The local shrimp are sold alive. I brought them home and boiled them in salted water with a few bay leaves thrown in. I cooked them until the shrimp were beginning to curl, but hadn't yet curled into a tight circle, which means they're overdone. After the cooked shrimp cooled, I cleaned them by taking off their heads. Shrimp heads are kind of cool. They are a great addition to fish stock, but they're also invaluable for having fun with the kids.

The first time I bought the shrimp, my squeamish daughter, who was around 19 at the time, started complaining about the insect-looking shrimp that were moving around in the bag. As I was beheading them (After cooking them), I got a great idea and put a shrimp head on each finger. I ran around the house after her making shrimp noises, or noises shrimps should make, and wiggling my fingers. Our landlord stopped by at that precise moment and the front door was open ... priceless.

Pacific shrimp are a lot redder than the shrimp traditionally sold in supermarkets. They tend to be on the small side. The peeled shrimp's texture is less firm on the outside, but the same as supermarket shrimp on the inside. These shrimp are sweeter than other shrimp, perhaps because they're fresher. Just boil them up, cool them down, whip up some sauces and serve. They are a treat. And fun for the whole family.

Traditional cocktail sauce
1/2 cup ketchup
1 teaspoon prepared horseradish (not sauce) or to taste
1/2 teaspoon Worcestershire sauce or to taste.

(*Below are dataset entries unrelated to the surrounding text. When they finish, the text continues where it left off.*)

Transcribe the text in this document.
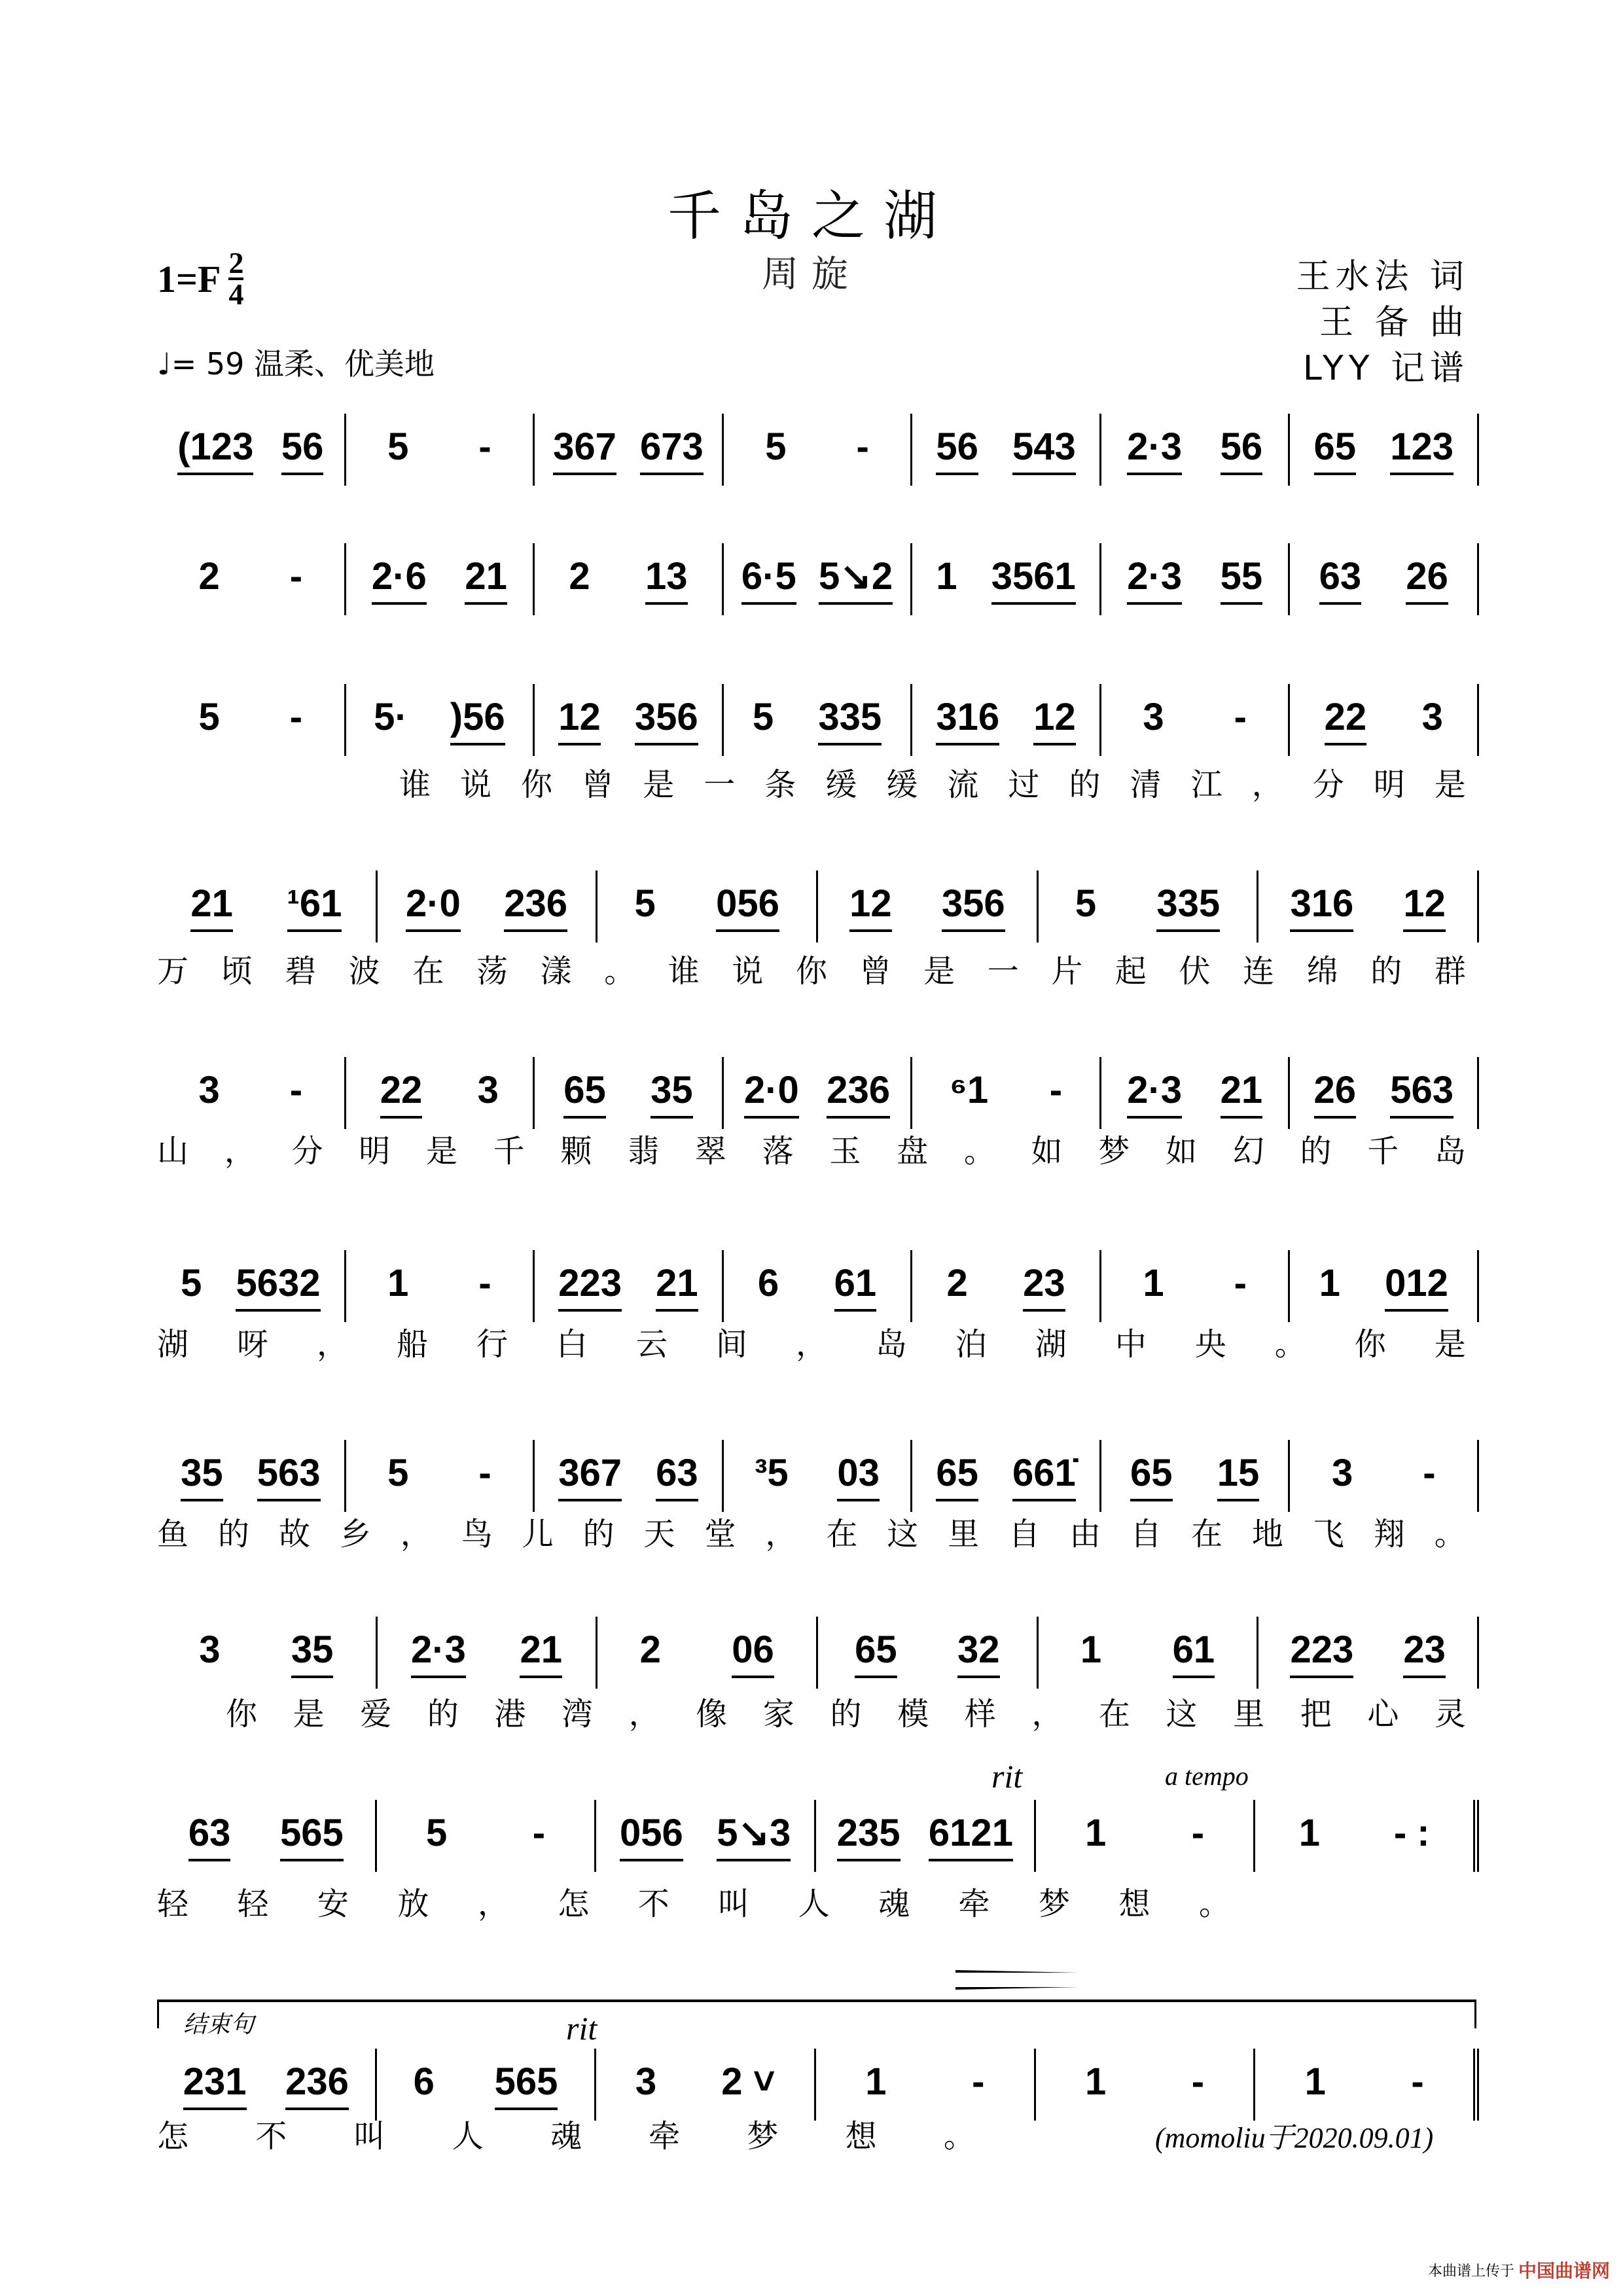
千岛之湖
周旋
$1=F \frac{2}{4}$
♩= 59 温柔、优美地
王水法 词
王 备 曲
LYY 记谱
(123 56 5 - 367 673 5 - 56 543 2·3 56 65 123
2 - 2·6 21 2 13 6·5 5↘2 1 3561 2·3 55 63 26
5 - 5· )56 12 356 5 335 316 12 3 - 22 3
谁 说 你 曾 是 一 条 缓 缓 流 过 的 清 江 ， 分 明 是
21 ¹61 2·0 236 5 056 12 356 5 335 316 12
万 顷 碧 波 在 荡 漾 。 谁 说 你 曾 是 一 片 起 伏 连 绵 的 群
3 - 22 3 65 35 2·0 236 ⁶1 - 2·3 21 26 563
山 ， 分 明 是 千 颗 翡 翠 落 玉 盘 。 如 梦 如 幻 的 千 岛
5 5632 1 - 223 21 6 61 2 23 1 - 1 012
湖 呀 ， 船 行 白 云 间 ， 岛 泊 湖 中 央 。 你 是
35 563 5 - 367 63 ³5 03 65 661̇ 65 15 3 -
鱼 的 故 乡 ， 鸟 儿 的 天 堂 ， 在 这 里 自 由 自 在 地 飞 翔 。
3 35 2·3 21 2 06 65 32 1 61 223 23
你 是 爱 的 港 湾 ， 像 家 的 模 样 ， 在 这 里 把 心 灵
63 565 5 - 056 5↘3 235 6121 1 - 1 - :
轻 轻 安 放 ， 怎 不 叫 人 魂 牵 梦 想 。
231 236 6 565 3 2 ˅ 1 -	1 -	1 -
怎 不 叫 人 魂 牵 梦 想 。
rit	a tempo
结束句	rit
(momoliu于2020.09.01)
本曲谱上传于 中国曲谱网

Mix together, chill and serve

Mustard/tarragon sauce
1/2 cup mayonnaise
1/3 cup hot mustard (I used Phillpe's mustard, which is super hot and is available at http://www.philippes.com)
1 teaspoon dried tarragon
Mix, chill and serve

Tarter sauce with a twist
1/2 cup mayonnaise
2 tablespoons dill relish
1 teaspoon capers
Tobasco sauce to taste
Mix, chill and serve

3 comments:

Anonymous said...

I love seafood, but in the midwest, it's hard to fresh seafood that doesn't cost a ton. But we do have really good fresh trout a tilapia. I'll have to try out your sauces. really, you should write a cookbook.

Anonymous said...

The Farmers market has excellent lobster (Now through March I beleive). Our lobster are spiny lobsters which means that you will get most of the meat from the tail (since ours don't have large pinching claws) but there are a few golden nuggets in them legs. Delicious!

Anonymous said...

The Fish Market in Ventura has great fish, but the service makes it not worth the trouble. I have never gone through so much effort just to be ignored & passed over. I think working with people is a lot harder for them then catching fish.